Facebook’s Friends Data Has Already Left the Barn
Erick Schonfeld
55 comments »
How much are your friends worth? That is the question behind the big debate going on around social networks and data portability. In the last ten days, Facebook, Google, and MySpace have all announced ways to let people access their data (including friends lists) from other sites, except that what they are really trying to do is erect new walled gardens by positioning themselves as the primary repository of that personal and social data. This is valuable data and none of the big players want to cede any more of it than is necessary, which is why Facebook banned Google from tapping into its members’ social data.

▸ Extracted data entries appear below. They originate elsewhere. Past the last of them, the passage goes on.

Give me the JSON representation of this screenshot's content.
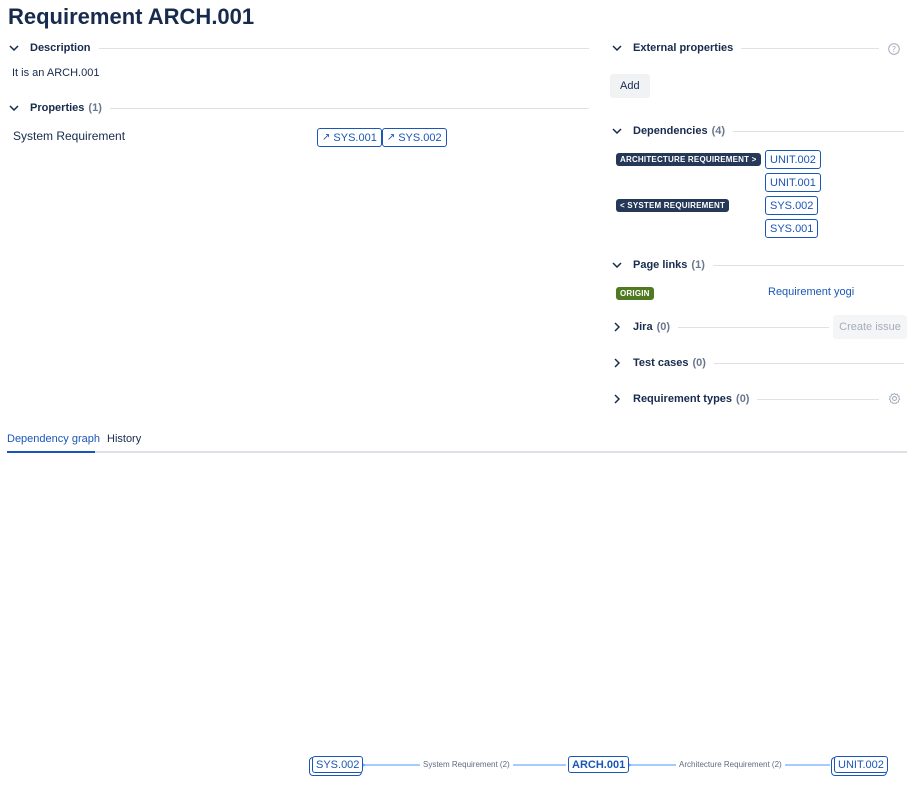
{
  "page": {
    "title": "Requirement ARCH.001"
  },
  "description": {
    "title": "Description",
    "text": "It is an ARCH.001"
  },
  "properties": {
    "title": "Properties",
    "count": "(1)",
    "rows": [
      {
        "name": "System Requirement",
        "links": [
          "SYS.001",
          "SYS.002"
        ]
      }
    ]
  },
  "external_properties": {
    "title": "External properties",
    "add_label": "Add"
  },
  "dependencies": {
    "title": "Dependencies",
    "count": "(4)",
    "groups": [
      {
        "type": "ARCHITECTURE REQUIREMENT >",
        "items": [
          "UNIT.002",
          "UNIT.001"
        ]
      },
      {
        "type": "< SYSTEM REQUIREMENT",
        "items": [
          "SYS.002",
          "SYS.001"
        ]
      }
    ]
  },
  "page_links": {
    "title": "Page links",
    "count": "(1)",
    "items": [
      {
        "badge": "ORIGIN",
        "label": "Requirement yogi"
      }
    ]
  },
  "jira": {
    "title": "Jira",
    "count": "(0)",
    "create_label": "Create issue"
  },
  "test_cases": {
    "title": "Test cases",
    "count": "(0)"
  },
  "requirement_types": {
    "title": "Requirement types",
    "count": "(0)"
  },
  "tabs": [
    {
      "label": "Dependency graph",
      "active": true
    },
    {
      "label": "History",
      "active": false
    }
  ],
  "graph": {
    "left_node": "SYS.002",
    "left_edge": "System Requirement (2)",
    "center_node": "ARCH.001",
    "right_edge": "Architecture Requirement (2)",
    "right_node": "UNIT.002"
  },
  "colors": {
    "link_blue": "#1a56b8",
    "lozenge_dark": "#253858",
    "lozenge_green": "#4f7a21",
    "divider": "#dfe1e6"
  }
}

But here’s a little secret. All of this data is already leaking out in ways that Facebook and other social networks can hardly control. Startups are finding ways around their official APIs to get the data consumers want into their own systems. For instance, Zude, a personalized Webpage service, recently launched a feature called SocialMix that lets people import friends lists, photos, profile information, status updates, comments, and other data from Facebook, MySpace, Bebo, Orkut, and hi5. (See the screen shot below, which shows my Facebook friends on Zude). “What we are doing is taking the information and normalizing it and making it available in any manner you want,” claims Zude CTO Steve Repetti. He was tired of waiting around for true data portability to arrive, so he figured out a hack to offer it on his own (and it doesn’t involve screen scraping).
Taking a different approach, Minggl has found a way to access your social data through a browser plug-in. And Media6° is placing cookies through the ads themselves on Facebook to collect social data for advertisers. If you click on an ad with one of its cookies, then the same ad will be shown to all of your friends, who supposedly are two to ten times more likely to click on the ad than other people. Media6° also should be able to target Facebook members as they wander across the Web (as long as a cookie has been placed in their browsers and they come across an ad with the Media6° Javascript code embedded in it).

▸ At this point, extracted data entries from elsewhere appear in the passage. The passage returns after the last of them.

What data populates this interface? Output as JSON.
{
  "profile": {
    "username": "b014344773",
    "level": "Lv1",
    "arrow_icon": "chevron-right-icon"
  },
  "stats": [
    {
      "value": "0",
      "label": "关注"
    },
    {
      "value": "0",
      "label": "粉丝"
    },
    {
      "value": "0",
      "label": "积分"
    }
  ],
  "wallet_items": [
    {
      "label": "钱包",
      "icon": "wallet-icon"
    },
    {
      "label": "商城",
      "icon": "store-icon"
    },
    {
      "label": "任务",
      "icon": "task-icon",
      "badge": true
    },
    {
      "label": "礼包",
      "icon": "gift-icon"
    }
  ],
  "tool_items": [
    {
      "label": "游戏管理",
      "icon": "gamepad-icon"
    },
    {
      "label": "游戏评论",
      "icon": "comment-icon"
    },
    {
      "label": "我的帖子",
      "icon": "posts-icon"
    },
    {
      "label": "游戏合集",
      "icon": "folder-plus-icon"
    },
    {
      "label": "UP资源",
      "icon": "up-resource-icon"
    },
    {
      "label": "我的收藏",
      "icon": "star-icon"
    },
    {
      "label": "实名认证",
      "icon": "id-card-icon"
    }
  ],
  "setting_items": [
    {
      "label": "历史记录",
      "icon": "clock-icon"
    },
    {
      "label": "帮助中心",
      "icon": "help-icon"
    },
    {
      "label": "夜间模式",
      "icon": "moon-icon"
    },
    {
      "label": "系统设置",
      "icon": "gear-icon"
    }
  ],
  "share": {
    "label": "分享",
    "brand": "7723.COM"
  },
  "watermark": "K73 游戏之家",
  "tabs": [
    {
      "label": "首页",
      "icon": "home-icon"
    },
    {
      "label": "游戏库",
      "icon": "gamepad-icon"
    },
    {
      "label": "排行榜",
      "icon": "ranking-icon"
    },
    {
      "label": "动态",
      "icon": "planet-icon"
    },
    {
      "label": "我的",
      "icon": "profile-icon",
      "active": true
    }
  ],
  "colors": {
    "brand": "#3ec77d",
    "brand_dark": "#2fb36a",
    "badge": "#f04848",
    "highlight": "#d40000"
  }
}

I’ve come across other startups who claim to be able to pull profile and friend data from Facebook. Facebook can go after them and shut them down, but it is rightly more concerned about Google gaining free and unfettered access to that data. Google is the bigger competitor and the bigger threat. But in the meantime, all of these little startups are finding ways to get at the same social data being so ferociously guarded by Facebook. In fact, they already have it, and Facebook is going to have a hell of a time trying to put it back in the barn.
(Photo by Larry Wilder).







haha … I like the title of this post
ultimately, facebook is a feature in gmail. so google’s move and facebook’s defense are both completely predictable.
Which methods for letting users import their data working best for folks here?
I second Dave question..
@Dave: the option that doesn’t require much thinking. One click with as many different applications that play nice. Open standards that are consistent with everyone + a simple user experience.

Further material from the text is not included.